砥石はサンドペーパーを重ねたように見えますが、 実は 砥粒(とりゅう)・接着剤・基材(布)・番手 の組み合わせで性能が決まります。
ここが安いと、削る前から “歯が立たない”。 ここが良いと、削るほど “気持ちいい”。
■ ① 砥粒(とりゅう)の質
砥石の“刃”にあたる部分。
- 100円の砥石 → 安い砥粒で、最初だけ削れてすぐ摩耗
- 1000円の砥石 → ジルコニアやセラミックなど高級砥粒で、切れ味が長持ち
まさに 「安い砥粒はすぐ疲れる。

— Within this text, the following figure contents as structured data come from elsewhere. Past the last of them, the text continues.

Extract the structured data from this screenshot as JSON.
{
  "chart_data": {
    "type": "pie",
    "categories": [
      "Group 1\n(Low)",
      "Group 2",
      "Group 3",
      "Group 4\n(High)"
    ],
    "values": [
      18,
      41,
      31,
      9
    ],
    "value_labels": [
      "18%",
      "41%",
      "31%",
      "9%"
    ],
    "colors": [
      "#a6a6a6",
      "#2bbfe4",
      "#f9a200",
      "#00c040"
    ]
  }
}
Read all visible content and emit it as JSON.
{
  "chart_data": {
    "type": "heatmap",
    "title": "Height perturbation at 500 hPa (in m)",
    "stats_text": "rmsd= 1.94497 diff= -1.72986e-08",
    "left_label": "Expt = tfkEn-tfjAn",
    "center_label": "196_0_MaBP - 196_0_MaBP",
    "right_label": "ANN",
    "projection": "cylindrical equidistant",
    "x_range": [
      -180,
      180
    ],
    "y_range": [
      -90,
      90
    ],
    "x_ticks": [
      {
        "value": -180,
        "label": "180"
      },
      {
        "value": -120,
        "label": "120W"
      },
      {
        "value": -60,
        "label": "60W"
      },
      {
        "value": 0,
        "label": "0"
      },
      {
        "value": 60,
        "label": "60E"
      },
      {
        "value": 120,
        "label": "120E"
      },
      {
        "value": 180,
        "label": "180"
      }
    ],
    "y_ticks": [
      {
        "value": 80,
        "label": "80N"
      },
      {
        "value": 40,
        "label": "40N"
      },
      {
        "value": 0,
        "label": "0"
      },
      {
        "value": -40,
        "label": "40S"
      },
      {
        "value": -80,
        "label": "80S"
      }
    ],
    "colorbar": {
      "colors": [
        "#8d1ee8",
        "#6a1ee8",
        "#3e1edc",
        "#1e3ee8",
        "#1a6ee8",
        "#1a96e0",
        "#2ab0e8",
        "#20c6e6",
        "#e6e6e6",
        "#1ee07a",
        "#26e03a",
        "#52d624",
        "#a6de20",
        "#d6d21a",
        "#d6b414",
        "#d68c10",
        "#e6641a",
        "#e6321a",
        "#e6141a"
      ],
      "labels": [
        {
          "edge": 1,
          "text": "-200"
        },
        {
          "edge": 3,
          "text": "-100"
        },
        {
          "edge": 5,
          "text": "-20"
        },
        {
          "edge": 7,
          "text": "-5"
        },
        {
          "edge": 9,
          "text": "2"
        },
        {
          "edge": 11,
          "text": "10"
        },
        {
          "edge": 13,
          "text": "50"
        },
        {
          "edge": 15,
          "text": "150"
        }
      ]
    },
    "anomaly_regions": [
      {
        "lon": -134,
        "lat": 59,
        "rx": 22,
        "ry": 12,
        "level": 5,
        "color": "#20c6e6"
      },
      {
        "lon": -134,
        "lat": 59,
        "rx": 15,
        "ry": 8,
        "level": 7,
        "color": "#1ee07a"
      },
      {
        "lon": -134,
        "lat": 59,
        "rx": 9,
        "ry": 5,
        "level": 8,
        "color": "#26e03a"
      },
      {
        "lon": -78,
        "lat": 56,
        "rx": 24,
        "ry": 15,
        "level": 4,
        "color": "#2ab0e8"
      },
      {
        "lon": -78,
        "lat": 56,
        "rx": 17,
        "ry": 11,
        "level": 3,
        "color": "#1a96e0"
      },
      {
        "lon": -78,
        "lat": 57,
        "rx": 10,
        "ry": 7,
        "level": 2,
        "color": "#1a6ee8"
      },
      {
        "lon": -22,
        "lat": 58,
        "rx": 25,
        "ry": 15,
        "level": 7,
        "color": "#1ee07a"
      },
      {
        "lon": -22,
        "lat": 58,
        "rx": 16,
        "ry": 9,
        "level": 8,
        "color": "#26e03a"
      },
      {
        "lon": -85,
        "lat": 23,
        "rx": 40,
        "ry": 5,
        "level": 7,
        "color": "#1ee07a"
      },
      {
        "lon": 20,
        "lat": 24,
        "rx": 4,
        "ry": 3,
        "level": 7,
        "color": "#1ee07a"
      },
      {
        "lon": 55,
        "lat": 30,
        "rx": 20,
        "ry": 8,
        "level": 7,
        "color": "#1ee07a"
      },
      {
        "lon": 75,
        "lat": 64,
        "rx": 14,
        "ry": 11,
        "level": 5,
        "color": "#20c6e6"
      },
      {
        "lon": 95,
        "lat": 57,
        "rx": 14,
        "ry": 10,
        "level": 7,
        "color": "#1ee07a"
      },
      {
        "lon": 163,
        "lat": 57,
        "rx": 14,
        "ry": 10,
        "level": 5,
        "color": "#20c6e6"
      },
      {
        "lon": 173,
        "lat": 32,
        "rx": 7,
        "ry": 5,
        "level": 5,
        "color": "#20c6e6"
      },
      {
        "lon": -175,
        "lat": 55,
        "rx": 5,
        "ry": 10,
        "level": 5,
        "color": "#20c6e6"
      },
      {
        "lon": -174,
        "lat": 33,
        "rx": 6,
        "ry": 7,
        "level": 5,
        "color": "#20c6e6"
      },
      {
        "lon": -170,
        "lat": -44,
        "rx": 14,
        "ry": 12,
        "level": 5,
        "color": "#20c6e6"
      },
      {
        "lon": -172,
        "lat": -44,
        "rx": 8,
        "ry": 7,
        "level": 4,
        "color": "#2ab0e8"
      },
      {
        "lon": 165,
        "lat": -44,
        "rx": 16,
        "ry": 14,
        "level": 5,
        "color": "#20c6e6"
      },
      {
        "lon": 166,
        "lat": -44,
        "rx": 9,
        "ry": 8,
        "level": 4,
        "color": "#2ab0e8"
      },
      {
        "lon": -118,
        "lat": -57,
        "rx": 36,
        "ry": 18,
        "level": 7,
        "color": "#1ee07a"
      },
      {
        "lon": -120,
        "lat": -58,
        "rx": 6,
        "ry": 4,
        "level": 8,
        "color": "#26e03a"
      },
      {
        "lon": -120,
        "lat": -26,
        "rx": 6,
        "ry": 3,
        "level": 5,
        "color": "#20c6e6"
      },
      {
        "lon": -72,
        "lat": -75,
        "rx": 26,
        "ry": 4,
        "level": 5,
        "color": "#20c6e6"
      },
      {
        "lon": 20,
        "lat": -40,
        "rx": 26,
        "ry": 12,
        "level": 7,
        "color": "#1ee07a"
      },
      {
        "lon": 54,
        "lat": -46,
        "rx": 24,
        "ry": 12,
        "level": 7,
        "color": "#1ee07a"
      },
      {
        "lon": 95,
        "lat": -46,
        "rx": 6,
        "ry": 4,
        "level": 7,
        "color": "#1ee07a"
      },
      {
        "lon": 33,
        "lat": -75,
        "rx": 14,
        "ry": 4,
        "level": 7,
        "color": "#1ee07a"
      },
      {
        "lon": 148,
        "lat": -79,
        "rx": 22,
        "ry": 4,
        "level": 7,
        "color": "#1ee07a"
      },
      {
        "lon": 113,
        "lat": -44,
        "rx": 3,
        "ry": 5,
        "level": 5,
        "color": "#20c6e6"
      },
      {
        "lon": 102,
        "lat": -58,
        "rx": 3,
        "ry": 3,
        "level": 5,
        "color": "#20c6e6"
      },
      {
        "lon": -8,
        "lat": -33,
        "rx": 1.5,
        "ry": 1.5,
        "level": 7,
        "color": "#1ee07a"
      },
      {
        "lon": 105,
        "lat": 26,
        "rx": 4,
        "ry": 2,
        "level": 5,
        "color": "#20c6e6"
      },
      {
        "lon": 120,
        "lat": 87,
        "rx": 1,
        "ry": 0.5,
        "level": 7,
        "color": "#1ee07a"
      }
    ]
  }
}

高い砥粒は攻める気(セラミック)満々」。
■ ② 接着剤(ボンド)の性能
砥粒を固めている“ボンド”の質も大きな差。
- 安い砥石 → 熱に弱く、砥粒がポロポロ落ちる
- 高い砥石 → 高耐熱で砥粒をしっかり保持
削っている途中で砥粒が飛ぶと危険。 “ボンドが強いと、絆も強い” のは砥石も同じ。
■ ③ 基材(布)の強度
砥石の土台となる布の質。
- 安い砥石 → 薄くて弱く、割れやすい
- 高い砥石 → 厚くて強く、振動にも強い
切削砥石は高速回転するため、 基材が弱いと “砥石が飛ぶと、命も飛ぶ” というレベルで危険です。
■ ④ 番手(粒度)の違い
番手は数字が小さいほど粗く、大きいほど細かい。
- #24〜36 → ゴリゴリ削る“パワー系”
- #46〜60 → バリ取り・面取りの“万能型”
- #80〜120 → 仕上げの“繊細タイプ”
番手は「粗いほど荒い、細かいほど細かい」。 そのままですが、とても大事。
※ ちなみに美義屋のマイルドトップは#40~#400までございます。
詳しくはオリジナル商品をご参照ください
■ ⑤ 実際の使い心地の差
● 100円砥石
- 最初だけ削れる
- すぐ摩耗して“ただの円盤”に
- 焼けやすい
- 削り面が荒れる
● 1000円砥石
- 切れ味が長く続く
- 摩耗が遅い
- 熱に強い
- 削り面がきれい
- 安全性が高い
つまり、 100円は安いけど損。 1000円は高いけど得。
今日も安全に、気持ちよく削っていきましょう。